Das Haus an der Ecke ist kein Fluss mehr und weint nicht
, sage ich mir, ein Zitat eines Gedichts, das mir zufliegt; doch der Fluss ist nicht verschwunden, ich bin sicher, dass ich, wenn ich aus dem Fenster schaue, einen Fluss durch die Ebene fließen sehe, wo ich vorher die Pampa von Buenos Aires gesehen habe mit den weidenden Kühen, die ab und zu aus großen Augen zum unbarmherzigen Himmel hinaufschauen, und wieder spüre ich, dass man auf den Karten sein kann, was man will, Ebene, Amazonasdschungel, Stadt aus der Vergangenheit, aber auch die Karten in uns können sein, was sie wollen, ziellose Asteroiden, Geschöpfe aus der Zukunft oder die Luxusbar, die jetzt dort steht, wo früher das Toscana war, ein Lokal namens Glō, in dem um diese Zeit, acht Uhr abends, Salsa unterrichtet wird. Unter einem Vordach warte ich zehn oder zwölf Minuten auf Emilia, ohne dass der Regen nachlässt. Endlich erblicke ich sie, ruhig kommt sie vom Parkplatz gegenüber. Sie ist allein. Ich mag sie nicht bedrängen mit der Frage nach ihrem freiwilligen Abtauchen der letzten Tage und warum niemand sie begleitet. Ich bin auf das Unwahrscheinliche vorbereitet – ich weiß, dass Simón gestorben ist, und jetzt habe ich keine Ahnung, was sich zwischen ihnen ereignet haben mag, wenn sich denn etwas ereignet hat. Ich gebe ihr zu verstehen, dass wir uns im Glō nicht unterhalten können, neben der Eingangstür informiert ein bedrohliches Schild, dass die Salsa-Stunde bis um neun dauern wird.

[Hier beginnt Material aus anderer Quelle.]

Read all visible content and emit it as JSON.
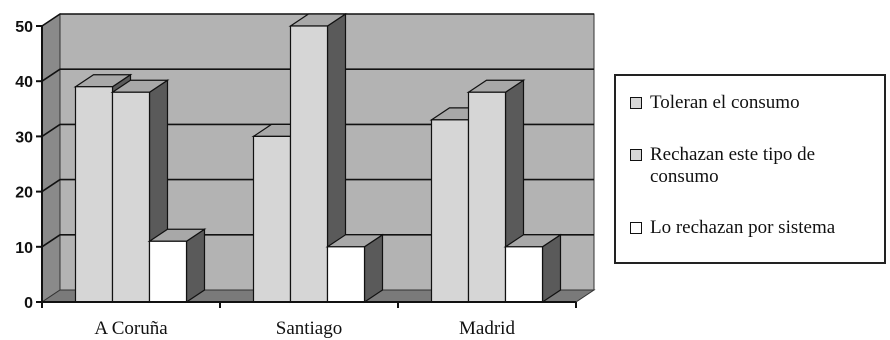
{
  "chart_data": {
    "type": "bar",
    "categories": [
      "A Coruña",
      "Santiago",
      "Madrid"
    ],
    "series": [
      {
        "name": "Toleran el consumo",
        "values": [
          39,
          30,
          33
        ]
      },
      {
        "name": "Rechazan este tipo de consumo",
        "values": [
          38,
          50,
          38
        ]
      },
      {
        "name": "Lo rechazan por sistema",
        "values": [
          11,
          10,
          10
        ]
      }
    ],
    "ylim": [
      0,
      50
    ],
    "yticks": [
      0,
      10,
      20,
      30,
      40,
      50
    ],
    "grid": true,
    "legend": "right",
    "colors": {
      "series": [
        "#d6d6d6",
        "#d6d6d6",
        "#ffffff"
      ],
      "bar_side": "#5a5a5a",
      "bar_top": "#a8a8a8",
      "plot_back": "#b3b3b3",
      "plot_side": "#8a8a8a",
      "floor": "#7a7a7a"
    }
  }
}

    Dann gehen wir doch ins Starbucks, sagt sie. Die Zeit der Azteken war kreisförmig, ich sehe nicht ein, was sie daran hindern sollte, auch für uns kreisförmig zu sein. Schau um dich, hier gibt es nur Mexikaner.
    Das stimmt: Der Fluss ist nicht mehr da, und über der Straße erhebt sich eine große dunkle Sonne, die fünfte Sonne der Azteken. Es war im Starbucks, wo wir uns am Samstag unseres ersten Treffens unterhielten, bevor wir im Toscana landeten; die Zeit weicht nach und nach zurück, es ist ein langer Kanon wie bei Bach,
Ein musikalisches Opfer,
das in der Zeit und im Ton zurückspringt, ein Uroboros, die Hexenschlange, die sich dauernd in den eigenen Schwanz beißt und sich verjüngt; Schritt für Schritt kehrt die Wirklichkeit an ihre früheren Orte zurück, spielt ihre letzten Akkorde dort, wo sie die ersten gespielt hat, wir gehen durch das Nichts in der Gewissheit, dass es das Nichts ist, und am letzten Punkt dieser Leere erscheint immer das Gesicht Gottes, das Etwas.
    Ich versuche den Teufel:
    Hör mal, Emilia, sage ich. Wie soll Simón wissen, dass wir vom Toscana, vom Glō weggegangen sind? Und dass wir jetzt hier auf ihn warten?